Sunbathers watch spellbound as Barry smoothly ‘Durdles the Door’ – a Southwest kayaker’s rite of passage.
The Door has been durdled. Some claim ‘Dorset’ (formerly Wessex) was named after this famous arch.
In high summer young bloods jump off the 60-metre arch. Appropriately, it’s called ‘tombstoning’.
Near the entrance into Lulworth Cove things get choppy. Sat high on the airmat floor, if I feel unstable I can easily let it down. As we head through the Cove’s narrow neck a patrol boat circles back and instructs Barry we can’t carry on east; the army ranges are firing.
‘I thought you said you were going call them, Barry? You had one job to do…’
‘But you said they hardly ever do this on a balmy, July’s day!’
And so it went on…
A salty-eared boatman tells us the army pack up about 5pm, about 2.5 hours from now by which time the offshores may be on us as we cross the Kimmeridge Ledges mentioned in the Pesda book.
As we slurp a 99 with sprinkles the odd gust blows offshore.
We can’t even pack up and walk the cliff path; it’s closed too, and so is the B3070 road.
Barry wants to paddle on a 5pm, but I propose we bus to Swanage rather than risk being be left high and dry.
Tomorrow we’ll paddle north towards Poole – or as far as the predicted headwinds allow.
So a paltry 5 miles – but the classic stretch of the Jurassic Coast.
But there’s no campsite till August, so we pitch for free up in Durlston Country Park to the sound of beery revellers and Tuesday-night hoons doing burn-outs along the seafront. What can it be like on a Saturday night?
Six am next morning, a light breeze blowing from the northwest means no condensation ;-))
The Anfibio Multimat passed the sleeping test, too.
I walk a mile south to Purbeck’s corner at Durlston Head to inspect the tidal stream. Two hours before LW, it’s negligible, but further west, St Albans Head just out of Chapman’s Pool is said to be stronger. I must do that walk sometime.
Above, a ferry heads from Poole to the Channel Islands.
Looking back north you just see our tents on Peveril Point,
Ballard Down chalk cliffs and pinnacles stretch out beyond, and Bournemouth’s at the back.
At the cafe we meet Rach and Mark setting off on the final day of a staggering 630-mile walk along the Southwest coast from Minehead in north Devon. Their picture above taken a few hours later.
Meanwhile we prime our boats for the 6.3 miles past Old Harry to Poole Harbour Entrance.
We may carry on to Poole itself, but a strengthening wind may nix that idea.
No sailing today, Barry inches into the light morning breeze across Swanage Bay.
We reversed this trip a couple of months back.

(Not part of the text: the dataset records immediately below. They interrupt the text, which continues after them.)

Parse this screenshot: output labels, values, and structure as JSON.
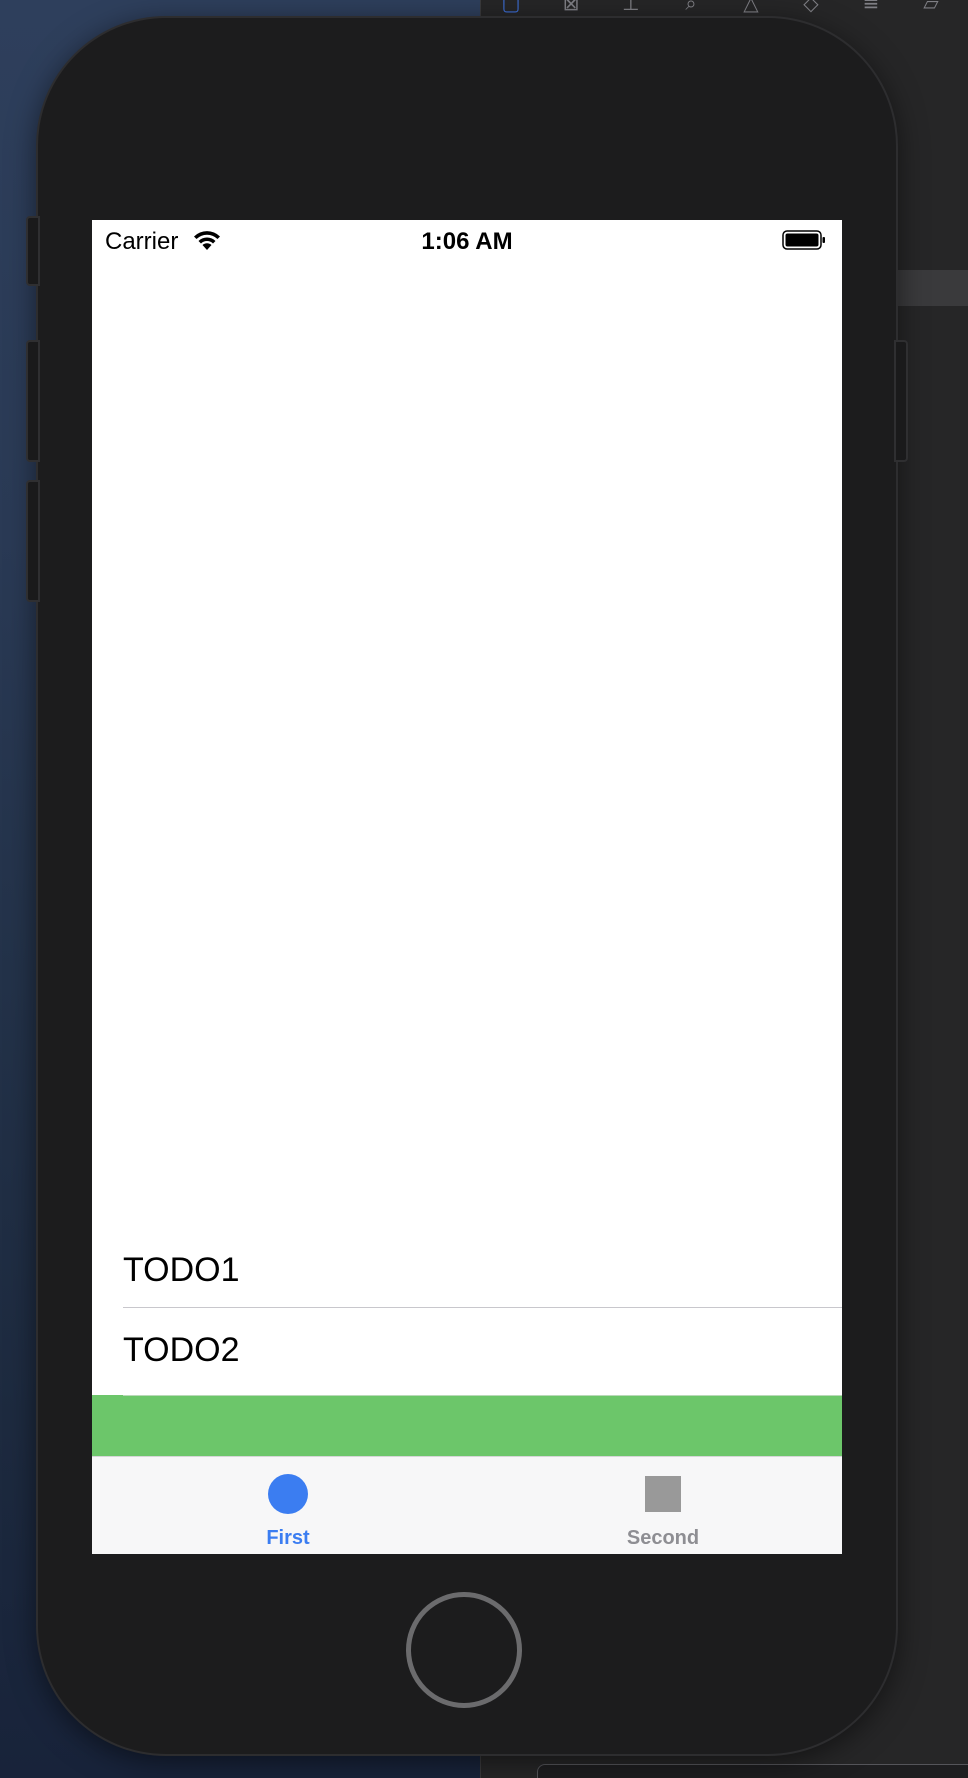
{
  "status_bar": {
    "carrier": "Carrier",
    "time": "1:06 AM",
    "wifi_icon": "wifi-icon",
    "battery_icon": "battery-full-icon"
  },
  "table": {
    "rows": [
      {
        "label": "TODO1"
      },
      {
        "label": "TODO2"
      }
    ],
    "footer_color": "#6cc66a"
  },
  "tab_bar": {
    "tabs": [
      {
        "label": "First",
        "icon": "circle-icon",
        "selected": true,
        "color": "#3b7df1"
      },
      {
        "label": "Second",
        "icon": "square-icon",
        "selected": false,
        "color": "#8e8e93"
      }
    ]
  },
  "device": {
    "home_button_icon": "home-button"
  },
  "xcode_toolbar": {
    "icons": [
      "file-navigator-icon",
      "image-icon",
      "hierarchy-icon",
      "search-icon",
      "warning-icon",
      "breakpoint-icon",
      "list-icon",
      "label-icon"
    ]
  }
}
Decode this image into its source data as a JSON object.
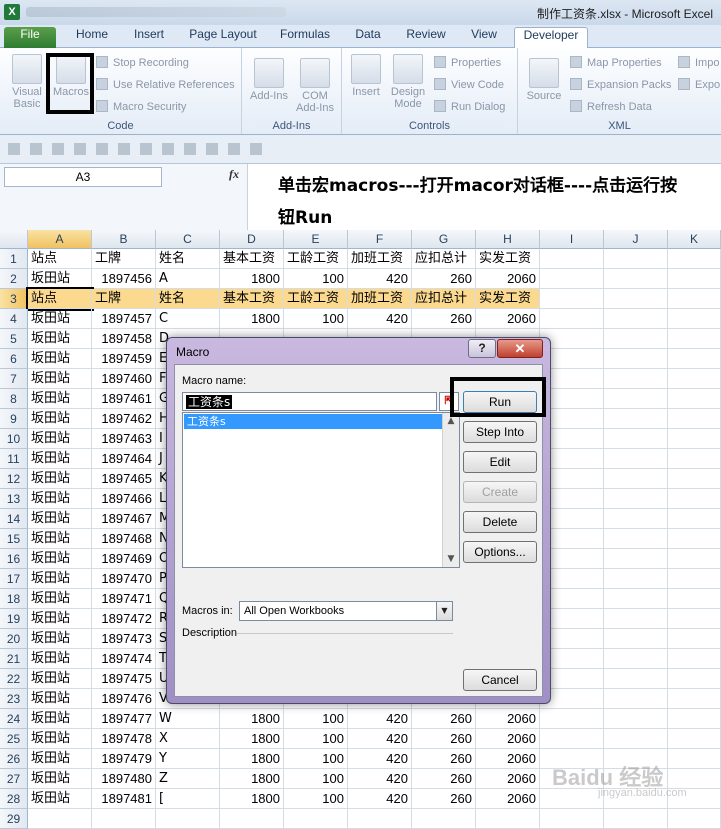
{
  "window": {
    "title": "制作工资条.xlsx - Microsoft Excel",
    "app_icon": "X"
  },
  "tabs": [
    "File",
    "Home",
    "Insert",
    "Page Layout",
    "Formulas",
    "Data",
    "Review",
    "View",
    "Developer"
  ],
  "ribbon": {
    "code": {
      "visual_basic": "Visual Basic",
      "macros": "Macros",
      "stop_recording": "Stop Recording",
      "relative_refs": "Use Relative References",
      "macro_security": "Macro Security",
      "label": "Code"
    },
    "addins": {
      "addins": "Add-Ins",
      "com_addins": "COM Add-Ins",
      "label": "Add-Ins"
    },
    "controls": {
      "insert": "Insert",
      "design_mode": "Design Mode",
      "properties": "Properties",
      "view_code": "View Code",
      "run_dialog": "Run Dialog",
      "label": "Controls"
    },
    "xml": {
      "source": "Source",
      "map_properties": "Map Properties",
      "expansion_packs": "Expansion Packs",
      "refresh_data": "Refresh Data",
      "import": "Impo",
      "export": "Expo",
      "label": "XML"
    }
  },
  "formula_bar": {
    "name_box": "A3",
    "fx": "fx",
    "content": "单击宏macros---打开macor对话框----点击运行按钮Run"
  },
  "columns": [
    "A",
    "B",
    "C",
    "D",
    "E",
    "F",
    "G",
    "H",
    "I",
    "J",
    "K"
  ],
  "header_row": [
    "站点",
    "工牌",
    "姓名",
    "基本工资",
    "工龄工资",
    "加班工资",
    "应扣总计",
    "实发工资"
  ],
  "rows": [
    {
      "n": "1",
      "cells": [
        "站点",
        "工牌",
        "姓名",
        "基本工资",
        "工龄工资",
        "加班工资",
        "应扣总计",
        "实发工资"
      ]
    },
    {
      "n": "2",
      "cells": [
        "坂田站",
        "1897456",
        "A",
        "1800",
        "100",
        "420",
        "260",
        "2060"
      ]
    },
    {
      "n": "3",
      "cells": [
        "站点",
        "工牌",
        "姓名",
        "基本工资",
        "工龄工资",
        "加班工资",
        "应扣总计",
        "实发工资"
      ]
    },
    {
      "n": "4",
      "cells": [
        "坂田站",
        "1897457",
        "C",
        "1800",
        "100",
        "420",
        "260",
        "2060"
      ]
    },
    {
      "n": "5",
      "cells": [
        "坂田站",
        "1897458",
        "D",
        "",
        "",
        "",
        "",
        ""
      ]
    },
    {
      "n": "6",
      "cells": [
        "坂田站",
        "1897459",
        "E",
        "",
        "",
        "",
        "",
        ""
      ]
    },
    {
      "n": "7",
      "cells": [
        "坂田站",
        "1897460",
        "F",
        "",
        "",
        "",
        "",
        ""
      ]
    },
    {
      "n": "8",
      "cells": [
        "坂田站",
        "1897461",
        "G",
        "",
        "",
        "",
        "",
        ""
      ]
    },
    {
      "n": "9",
      "cells": [
        "坂田站",
        "1897462",
        "H",
        "",
        "",
        "",
        "",
        ""
      ]
    },
    {
      "n": "10",
      "cells": [
        "坂田站",
        "1897463",
        "I",
        "",
        "",
        "",
        "",
        ""
      ]
    },
    {
      "n": "11",
      "cells": [
        "坂田站",
        "1897464",
        "J",
        "",
        "",
        "",
        "",
        ""
      ]
    },
    {
      "n": "12",
      "cells": [
        "坂田站",
        "1897465",
        "K",
        "",
        "",
        "",
        "",
        ""
      ]
    },
    {
      "n": "13",
      "cells": [
        "坂田站",
        "1897466",
        "L",
        "",
        "",
        "",
        "",
        ""
      ]
    },
    {
      "n": "14",
      "cells": [
        "坂田站",
        "1897467",
        "M",
        "",
        "",
        "",
        "",
        ""
      ]
    },
    {
      "n": "15",
      "cells": [
        "坂田站",
        "1897468",
        "N",
        "",
        "",
        "",
        "",
        ""
      ]
    },
    {
      "n": "16",
      "cells": [
        "坂田站",
        "1897469",
        "O",
        "",
        "",
        "",
        "",
        ""
      ]
    },
    {
      "n": "17",
      "cells": [
        "坂田站",
        "1897470",
        "P",
        "",
        "",
        "",
        "",
        ""
      ]
    },
    {
      "n": "18",
      "cells": [
        "坂田站",
        "1897471",
        "Q",
        "",
        "",
        "",
        "",
        ""
      ]
    },
    {
      "n": "19",
      "cells": [
        "坂田站",
        "1897472",
        "R",
        "",
        "",
        "",
        "",
        ""
      ]
    },
    {
      "n": "20",
      "cells": [
        "坂田站",
        "1897473",
        "S",
        "",
        "",
        "",
        "",
        ""
      ]
    },
    {
      "n": "21",
      "cells": [
        "坂田站",
        "1897474",
        "T",
        "",
        "",
        "",
        "",
        ""
      ]
    },
    {
      "n": "22",
      "cells": [
        "坂田站",
        "1897475",
        "U",
        "",
        "",
        "",
        "",
        ""
      ]
    },
    {
      "n": "23",
      "cells": [
        "坂田站",
        "1897476",
        "V",
        "",
        "",
        "",
        "",
        ""
      ]
    },
    {
      "n": "24",
      "cells": [
        "坂田站",
        "1897477",
        "W",
        "1800",
        "100",
        "420",
        "260",
        "2060"
      ]
    },
    {
      "n": "25",
      "cells": [
        "坂田站",
        "1897478",
        "X",
        "1800",
        "100",
        "420",
        "260",
        "2060"
      ]
    },
    {
      "n": "26",
      "cells": [
        "坂田站",
        "1897479",
        "Y",
        "1800",
        "100",
        "420",
        "260",
        "2060"
      ]
    },
    {
      "n": "27",
      "cells": [
        "坂田站",
        "1897480",
        "Z",
        "1800",
        "100",
        "420",
        "260",
        "2060"
      ]
    },
    {
      "n": "28",
      "cells": [
        "坂田站",
        "1897481",
        "[",
        "1800",
        "100",
        "420",
        "260",
        "2060"
      ]
    },
    {
      "n": "29",
      "cells": [
        "",
        "",
        "",
        "",
        "",
        "",
        "",
        ""
      ]
    }
  ],
  "dialog": {
    "title": "Macro",
    "help": "?",
    "close": "✕",
    "macro_name_label": "Macro name:",
    "macro_name_value": "工资条s",
    "ref_icon": "⇱",
    "list_items": [
      "工资条s"
    ],
    "buttons": {
      "run": "Run",
      "step_into": "Step Into",
      "edit": "Edit",
      "create": "Create",
      "delete": "Delete",
      "options": "Options...",
      "cancel": "Cancel"
    },
    "macros_in_label": "Macros in:",
    "macros_in_value": "All Open Workbooks",
    "description_label": "Description"
  },
  "watermark": {
    "main": "Baidu 经验",
    "sub": "jingyan.baidu.com"
  }
}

Ballard cliffs in the wind’s lee at glassy low water.
Ballard’s spike, thought by some to be a fossilised Dendrosauraus tooth.
We approach the Pinnacles to the squawk of agitated seabirds.
Arches ripe for threading as far as the eye can see.
But this morning the tide is too low.
And it means there’s a lot of this string-weed floating about. It catches in our skegs but I have a solution.
Leaving Harry’s, Barry’s is a bit of a Lethargic Larry cutting across Studland Bay.
Halfway across, I remove a metre-long, kilo of Swanage string-weed caught in his skeg.
It’s all going nicely until 10.30am when the wind kicks up, then picks up some more.
But the GPS revealed we kept plugging on at 5kph, just with a lot more effort.
As Barry observed, it was a slog but good to know our packrafts can progress against this sort of wind.
With brain-out jet-skiers, sailboats, motorboats, working boats and the rattling Sandbanks chain ferry, we have to time our crossing across the busy vortex of Poole Harbour Entrance. Hitting 8kph, we cross a sharp eddyline where the incoming tide clashed with still-draining Poole Harbour. Barry hops out quick before the chain ferry trundles back. (Turns out it’s actually free for northbound pedestrians).
From Swanage to Sandbanks, followed by a 90-minute walk to Poole station for the train home.